Essa garotada que ainda nem sabe escrever direito vai parar na brigada da polícia francesa que investiga a violência contra menores justamente por isso. Desde muito cedo estão sendo confrontados com a violência do mundo. Sandrine e Karin Viard estão no elenco e são conhecidas do público brasileiro. Outros atores e atrizes também, mesmo que o espectador eventualmente não saiba dizer seus nomes. O importante é destacar que se trata de mais um longa escrito, dirigido e interpretado por Maïwenn.

Quem? Maïwenn Le Besco ganhou no ano passado o prêmio do júri no Festival de Cannes, justamente pelo filme que agora estreia. O próprio presidente do júri, o ator Robert De Niro, destacou que a qualidade da interpretação havia sido decisiva para o reconhecimento. Maïwenn é bela, de uma beleza particular - não especialmente sexy, mas tem um belo corpo, olhos luminosos e um sorriso contagiante. Na entrevista por telefone, ela submete o repórter a uma dura prova. Maïwenn não é agressiva, mas é vaga. Tende a falar por monossílabos. Diante de perguntas cruciais - por que quis abordar o universo da infância e da adolescência -, responde: "Não sei".

Mas ela fornece indicações. "Foi um assunto que sempre me interessou. Você abre os jornais, assiste à TV e é raro o dia que não encontra informações sobre abuso e violência contra menores. Eles são sempre a parte frágil. Mas não queria abordar o assunto do ponto de vista da família ou da escola. A atividade da polícia me parecia o ideal. Eles fazem um trabalho investigativo, poderia me colocar do ângulo desses homens e mulheres. Ao mesmo tempo, eles não podem, ou não devem, se envolver exageradamente. Só que é difícil manter a distância quando uma criança olha para você buscando ajuda."

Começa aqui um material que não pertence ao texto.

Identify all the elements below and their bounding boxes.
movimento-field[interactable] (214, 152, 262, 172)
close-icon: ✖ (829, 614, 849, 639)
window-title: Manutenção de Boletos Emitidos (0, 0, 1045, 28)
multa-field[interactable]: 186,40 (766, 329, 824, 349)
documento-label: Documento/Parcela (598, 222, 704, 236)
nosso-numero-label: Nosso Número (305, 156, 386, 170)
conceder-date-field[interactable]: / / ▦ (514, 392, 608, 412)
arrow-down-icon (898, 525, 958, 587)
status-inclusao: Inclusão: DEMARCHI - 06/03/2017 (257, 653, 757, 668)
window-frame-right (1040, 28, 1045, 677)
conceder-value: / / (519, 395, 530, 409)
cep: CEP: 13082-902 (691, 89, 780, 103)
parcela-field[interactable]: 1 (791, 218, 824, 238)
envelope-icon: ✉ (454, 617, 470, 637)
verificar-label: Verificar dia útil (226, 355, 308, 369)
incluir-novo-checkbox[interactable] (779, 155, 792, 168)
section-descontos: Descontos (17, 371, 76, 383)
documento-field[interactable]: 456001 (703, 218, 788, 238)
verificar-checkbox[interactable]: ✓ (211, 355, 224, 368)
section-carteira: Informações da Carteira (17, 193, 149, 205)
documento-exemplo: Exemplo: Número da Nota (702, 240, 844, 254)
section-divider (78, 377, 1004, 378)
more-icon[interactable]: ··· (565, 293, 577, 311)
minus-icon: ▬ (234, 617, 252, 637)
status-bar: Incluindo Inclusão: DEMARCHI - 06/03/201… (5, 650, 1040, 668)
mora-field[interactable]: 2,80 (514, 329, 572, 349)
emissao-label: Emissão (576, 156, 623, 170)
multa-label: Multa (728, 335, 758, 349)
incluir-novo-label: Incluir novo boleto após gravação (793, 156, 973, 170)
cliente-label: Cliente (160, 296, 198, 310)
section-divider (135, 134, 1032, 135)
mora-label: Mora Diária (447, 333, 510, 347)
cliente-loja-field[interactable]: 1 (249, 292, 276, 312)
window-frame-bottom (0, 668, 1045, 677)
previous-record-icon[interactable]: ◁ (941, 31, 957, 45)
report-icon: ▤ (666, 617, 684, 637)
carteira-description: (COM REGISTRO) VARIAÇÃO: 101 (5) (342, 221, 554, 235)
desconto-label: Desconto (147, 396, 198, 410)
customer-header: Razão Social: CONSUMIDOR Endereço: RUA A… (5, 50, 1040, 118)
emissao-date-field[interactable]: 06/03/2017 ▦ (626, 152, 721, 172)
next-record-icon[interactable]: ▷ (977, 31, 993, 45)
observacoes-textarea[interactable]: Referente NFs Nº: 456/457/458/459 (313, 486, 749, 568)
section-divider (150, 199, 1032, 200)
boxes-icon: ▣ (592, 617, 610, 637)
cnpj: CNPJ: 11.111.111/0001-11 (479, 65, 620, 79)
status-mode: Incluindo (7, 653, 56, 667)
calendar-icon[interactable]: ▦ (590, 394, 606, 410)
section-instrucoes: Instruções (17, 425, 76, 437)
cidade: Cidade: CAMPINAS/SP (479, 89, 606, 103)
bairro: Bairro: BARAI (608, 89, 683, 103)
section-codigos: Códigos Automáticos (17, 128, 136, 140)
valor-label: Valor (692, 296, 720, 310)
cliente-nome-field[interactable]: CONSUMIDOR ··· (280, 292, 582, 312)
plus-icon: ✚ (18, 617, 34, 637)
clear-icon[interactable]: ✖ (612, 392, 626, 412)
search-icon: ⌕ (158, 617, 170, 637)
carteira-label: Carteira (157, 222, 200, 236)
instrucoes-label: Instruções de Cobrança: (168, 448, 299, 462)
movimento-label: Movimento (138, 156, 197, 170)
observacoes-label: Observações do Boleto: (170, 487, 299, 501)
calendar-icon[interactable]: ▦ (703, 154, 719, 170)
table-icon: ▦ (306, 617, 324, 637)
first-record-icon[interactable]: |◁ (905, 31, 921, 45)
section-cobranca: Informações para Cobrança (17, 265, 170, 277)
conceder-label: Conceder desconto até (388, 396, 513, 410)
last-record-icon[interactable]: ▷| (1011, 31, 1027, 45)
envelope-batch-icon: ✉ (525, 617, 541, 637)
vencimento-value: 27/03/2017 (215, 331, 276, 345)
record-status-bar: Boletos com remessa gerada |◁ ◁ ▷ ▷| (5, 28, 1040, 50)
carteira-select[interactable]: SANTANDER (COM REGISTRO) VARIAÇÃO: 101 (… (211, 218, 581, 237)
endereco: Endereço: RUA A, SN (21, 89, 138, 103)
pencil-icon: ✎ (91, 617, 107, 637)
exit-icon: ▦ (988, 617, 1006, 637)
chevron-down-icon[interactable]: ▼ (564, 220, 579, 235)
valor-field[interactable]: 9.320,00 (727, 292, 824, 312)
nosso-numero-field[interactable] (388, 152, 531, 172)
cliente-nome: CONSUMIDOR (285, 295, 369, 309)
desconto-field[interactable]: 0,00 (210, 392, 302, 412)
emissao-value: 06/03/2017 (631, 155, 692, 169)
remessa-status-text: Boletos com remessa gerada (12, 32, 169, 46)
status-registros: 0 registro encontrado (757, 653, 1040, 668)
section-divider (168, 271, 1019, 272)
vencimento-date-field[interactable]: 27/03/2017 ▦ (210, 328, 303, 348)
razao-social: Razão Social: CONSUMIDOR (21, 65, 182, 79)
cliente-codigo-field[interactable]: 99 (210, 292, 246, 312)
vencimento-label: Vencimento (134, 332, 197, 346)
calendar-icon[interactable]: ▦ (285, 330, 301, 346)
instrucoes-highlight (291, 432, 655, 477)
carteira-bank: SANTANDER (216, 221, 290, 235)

Bordas. Maïwenn já havia feito antes Le Bal des Actrices, O Baile das Atrizes, um longa nos limites do documentário e da ficção, tratando do universo da interpretação. Como é, ou o que é ser atriz? O que é representar? Um tanto desse limite, um cinema das bordas, volta em Polissia. Maïwenn quer captar e colocar na tela a urgência das brigadas de policiais. Sempre um caso novo para investigar - novas vítimas, novos algozes. Mas se você pergunta por que, ela diz: "Não sei".

No filme, Maïwenn reservou-se o papel da fotógrafa que vai fazer um trabalho de pesquisa junto à equipe de policiais. Ela ganha autorização para acompanhá-los. "Sim", ela concorda. Há algo de metafórico na ideia de olhar esse mundo de fora, e fazendo com que sua personagem seja o fio condutor do público. A fórceps, é possível arrancar alguns detalhes. Maïwenn gosta de séries policiais investigativas, muito populares na TV norte-americana. Não escreve pensando especificamente em atores, mas quando eles estão a bordo, ela não se importa que os diálogos sejam adaptados ao estilo, ou à persona, de cada um.

Ela se entusiasma um pouco mais quando o repórter fala que esse tipo de realismo epidérmico, realçando a urgência, é o forte de Polissia. Passa um sentimento de coisa verdadeira. "É gentil de sua parte", ela diz. E acrescenta - "Era o que queria."

Polissia - Direção: Maïwenn. Gênero: Drama (França/2011, 127 minutos). Classificação: 14 anos.

As informações são do jornal O Estado de S.Paulo.